Regionalverkehr

Start: Bahnhof Dannenwalde

Oder: Wo ein Wille ist, ist auch ein Wanderweg.

Unter dem Motto „Spaß haben + Bahnhof retten“ organisierte die „Große Koalition für den kleinen Bahnhof Dannenwalde“ eine kurze Sommersaison lang kulturelle Programme und Wanderangebote. Mit Erfolg, denn der Bahnhof Dannenwalde, am 2. Juni 1996 zunächst auf vier Monate befristet wiedereröffnet (s. SIGNAL 2/96), wird weiterhin am Netz bleiben und ist seit dem 29. September sogar direkt mit Berlin verbunden.

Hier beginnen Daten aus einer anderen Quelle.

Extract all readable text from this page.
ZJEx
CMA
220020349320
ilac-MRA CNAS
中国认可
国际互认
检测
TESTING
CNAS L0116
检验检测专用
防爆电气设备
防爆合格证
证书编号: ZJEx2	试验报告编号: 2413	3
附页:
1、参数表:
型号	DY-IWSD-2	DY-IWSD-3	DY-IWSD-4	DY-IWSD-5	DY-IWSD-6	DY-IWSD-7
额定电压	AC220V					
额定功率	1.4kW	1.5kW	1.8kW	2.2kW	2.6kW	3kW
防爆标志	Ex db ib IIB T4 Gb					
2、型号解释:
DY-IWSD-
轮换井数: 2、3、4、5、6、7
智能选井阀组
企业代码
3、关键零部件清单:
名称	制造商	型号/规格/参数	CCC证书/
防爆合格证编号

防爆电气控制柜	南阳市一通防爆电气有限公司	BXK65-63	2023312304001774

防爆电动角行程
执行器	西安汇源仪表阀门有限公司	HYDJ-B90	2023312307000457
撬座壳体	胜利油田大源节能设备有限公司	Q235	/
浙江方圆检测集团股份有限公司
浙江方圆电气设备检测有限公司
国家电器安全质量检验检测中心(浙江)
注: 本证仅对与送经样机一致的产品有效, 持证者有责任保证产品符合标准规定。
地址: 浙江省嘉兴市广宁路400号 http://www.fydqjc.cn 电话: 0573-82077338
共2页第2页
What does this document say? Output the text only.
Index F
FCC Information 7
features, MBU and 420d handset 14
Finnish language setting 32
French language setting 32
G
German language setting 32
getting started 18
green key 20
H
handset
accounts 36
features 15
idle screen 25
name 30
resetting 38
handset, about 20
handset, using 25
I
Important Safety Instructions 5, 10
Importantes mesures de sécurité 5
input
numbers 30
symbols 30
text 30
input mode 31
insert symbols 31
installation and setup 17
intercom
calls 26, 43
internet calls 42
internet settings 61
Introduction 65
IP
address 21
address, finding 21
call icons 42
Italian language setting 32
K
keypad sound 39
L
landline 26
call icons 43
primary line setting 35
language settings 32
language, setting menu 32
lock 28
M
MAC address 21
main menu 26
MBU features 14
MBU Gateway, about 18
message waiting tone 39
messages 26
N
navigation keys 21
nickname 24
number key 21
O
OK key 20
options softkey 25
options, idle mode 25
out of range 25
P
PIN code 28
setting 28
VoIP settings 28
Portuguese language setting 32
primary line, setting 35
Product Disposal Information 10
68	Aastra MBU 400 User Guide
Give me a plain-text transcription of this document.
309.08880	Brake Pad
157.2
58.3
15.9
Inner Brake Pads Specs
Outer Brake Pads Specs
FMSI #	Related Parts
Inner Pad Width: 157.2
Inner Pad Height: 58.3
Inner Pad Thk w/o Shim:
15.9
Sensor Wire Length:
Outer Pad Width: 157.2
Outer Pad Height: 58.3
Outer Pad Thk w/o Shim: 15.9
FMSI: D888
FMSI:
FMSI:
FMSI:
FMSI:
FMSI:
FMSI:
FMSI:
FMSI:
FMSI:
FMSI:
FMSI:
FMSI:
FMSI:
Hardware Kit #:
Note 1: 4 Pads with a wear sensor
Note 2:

Der kleine Bahnhof und die Region rund um die beiden Wentowseen sind eine Verbindung eingegangen, die längst über Brandenburg hinaus Beachtung findet. Der Kreis der beteiligten Aktiven aus der Region und aus Berlin wähnt sich aber noch nicht am Ziel seiner Vorstellungen, den Bahnhof langfristig zu sichern und gleichzeitig Impulse für die wirtschaftliche Entwicklung zu geben. Wichtig ist die Förderung des Bahn-Tourismus, denn ohne die Erholungssuchenden ist in der Tat ein solcher Bahnhof nicht zu retten. In diesem Sinne war die Eröffnung eines kleinen Rundwanderweges Ende September ein weiteres Zeichen, die Verbindung zwischen Bahnfahren und Wandern positiv zu besetzen.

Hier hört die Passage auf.